On Mon, 4 Jun 2007 10:42:27 +0200 Ingo Molnar <mingo@...e.hu> wrote:

> 
> * Andrew Morton <akpm@...ux-foundation.org> wrote:
> 
> > If we just want some pseudo-private fd space for glibc to use then I'd 
> > have thought that the existing code could be tweaked to do that: 
> > top-down allocation, start at some high offset, etc.  But apparently 
> > there's more to it than this.
> 
> top-down has the problem of rlimits: 'where is top' is a variable 
> notion.

Well, sort-of.  rlimits affect the number of open files, not the actual fd
indices.  But whatever.

> start-at-high-offset using the existing scheme has a 'bitmap size' 
> problem: even at 2^28 the bitmap size would be 32+ MB. per process (!). 
> The bitmap could be allocated on demand, but that slows down the current 
> code, uglifies it, and it would still end up somewhere looking a bit 
> like Davide's clean new code.

OK, so the existing code doesn't support a holey bitmap.

> so, instead of trying to mesh this thing into the old fd data structures 
> which are very much centered around and tailored to the 
> continuous-allocation usage model, Davide cleanly separated it out into 
> a separate data structure that fits this independently-allocated usage 
> model well and leaves the original data structure alone. I'm strongly in 
> favor of such clean data structure separations.

a) Were IDR trees evaluated and if so, why were they rejected?

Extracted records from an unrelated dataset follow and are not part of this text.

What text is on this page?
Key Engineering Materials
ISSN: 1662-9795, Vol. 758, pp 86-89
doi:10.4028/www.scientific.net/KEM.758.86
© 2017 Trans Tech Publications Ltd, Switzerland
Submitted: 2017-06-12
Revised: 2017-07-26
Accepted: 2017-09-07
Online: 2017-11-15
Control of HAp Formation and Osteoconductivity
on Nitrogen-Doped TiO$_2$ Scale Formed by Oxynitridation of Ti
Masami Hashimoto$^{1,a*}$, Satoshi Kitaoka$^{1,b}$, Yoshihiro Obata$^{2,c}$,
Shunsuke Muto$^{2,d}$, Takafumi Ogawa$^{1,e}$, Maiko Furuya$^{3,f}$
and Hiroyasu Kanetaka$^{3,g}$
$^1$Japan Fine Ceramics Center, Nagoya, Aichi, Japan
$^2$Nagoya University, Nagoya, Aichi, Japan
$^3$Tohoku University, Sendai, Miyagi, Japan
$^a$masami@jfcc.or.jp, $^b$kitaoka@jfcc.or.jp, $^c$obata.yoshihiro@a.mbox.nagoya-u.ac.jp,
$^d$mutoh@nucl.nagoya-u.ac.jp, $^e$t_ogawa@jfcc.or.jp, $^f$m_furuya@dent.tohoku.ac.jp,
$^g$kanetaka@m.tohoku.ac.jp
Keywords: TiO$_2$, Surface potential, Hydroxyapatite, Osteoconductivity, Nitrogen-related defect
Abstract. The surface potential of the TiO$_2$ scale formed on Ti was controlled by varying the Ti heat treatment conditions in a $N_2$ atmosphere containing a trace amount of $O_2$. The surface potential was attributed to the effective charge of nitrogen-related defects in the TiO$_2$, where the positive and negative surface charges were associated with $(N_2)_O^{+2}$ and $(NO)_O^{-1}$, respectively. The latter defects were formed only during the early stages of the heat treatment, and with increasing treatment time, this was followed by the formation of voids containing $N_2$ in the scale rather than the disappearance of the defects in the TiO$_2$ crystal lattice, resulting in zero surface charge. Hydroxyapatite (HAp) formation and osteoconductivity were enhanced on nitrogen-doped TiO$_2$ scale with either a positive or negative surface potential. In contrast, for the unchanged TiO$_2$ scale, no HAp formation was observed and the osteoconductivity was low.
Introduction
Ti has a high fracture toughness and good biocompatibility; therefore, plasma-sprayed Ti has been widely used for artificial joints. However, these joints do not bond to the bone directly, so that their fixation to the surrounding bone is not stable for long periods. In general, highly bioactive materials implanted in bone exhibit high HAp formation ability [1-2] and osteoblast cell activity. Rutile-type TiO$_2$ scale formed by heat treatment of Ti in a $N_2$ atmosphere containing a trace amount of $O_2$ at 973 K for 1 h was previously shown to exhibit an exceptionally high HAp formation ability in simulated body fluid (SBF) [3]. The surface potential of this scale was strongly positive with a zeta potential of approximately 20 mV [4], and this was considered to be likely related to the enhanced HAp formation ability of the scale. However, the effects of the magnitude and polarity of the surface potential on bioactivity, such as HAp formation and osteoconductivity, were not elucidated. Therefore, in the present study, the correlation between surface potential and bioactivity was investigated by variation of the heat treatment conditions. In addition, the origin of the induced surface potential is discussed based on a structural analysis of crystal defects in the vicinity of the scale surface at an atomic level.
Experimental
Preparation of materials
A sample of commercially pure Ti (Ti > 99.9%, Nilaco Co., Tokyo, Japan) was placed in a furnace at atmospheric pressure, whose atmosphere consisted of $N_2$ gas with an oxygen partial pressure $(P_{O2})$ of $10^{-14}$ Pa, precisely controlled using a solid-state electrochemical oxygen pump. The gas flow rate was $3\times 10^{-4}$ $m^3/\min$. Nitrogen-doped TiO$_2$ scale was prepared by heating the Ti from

b) it's a bit disappointing that this new allocator is only usable for
   one specific application.  We have a *lot* of places in the kernel which
   want allocators of this type.  Many of them are open-coded and crappy. 
   Some use IDR trees.

   If we're going to go and add a complete new allocator, it would be
   good to position it as a library thing if poss.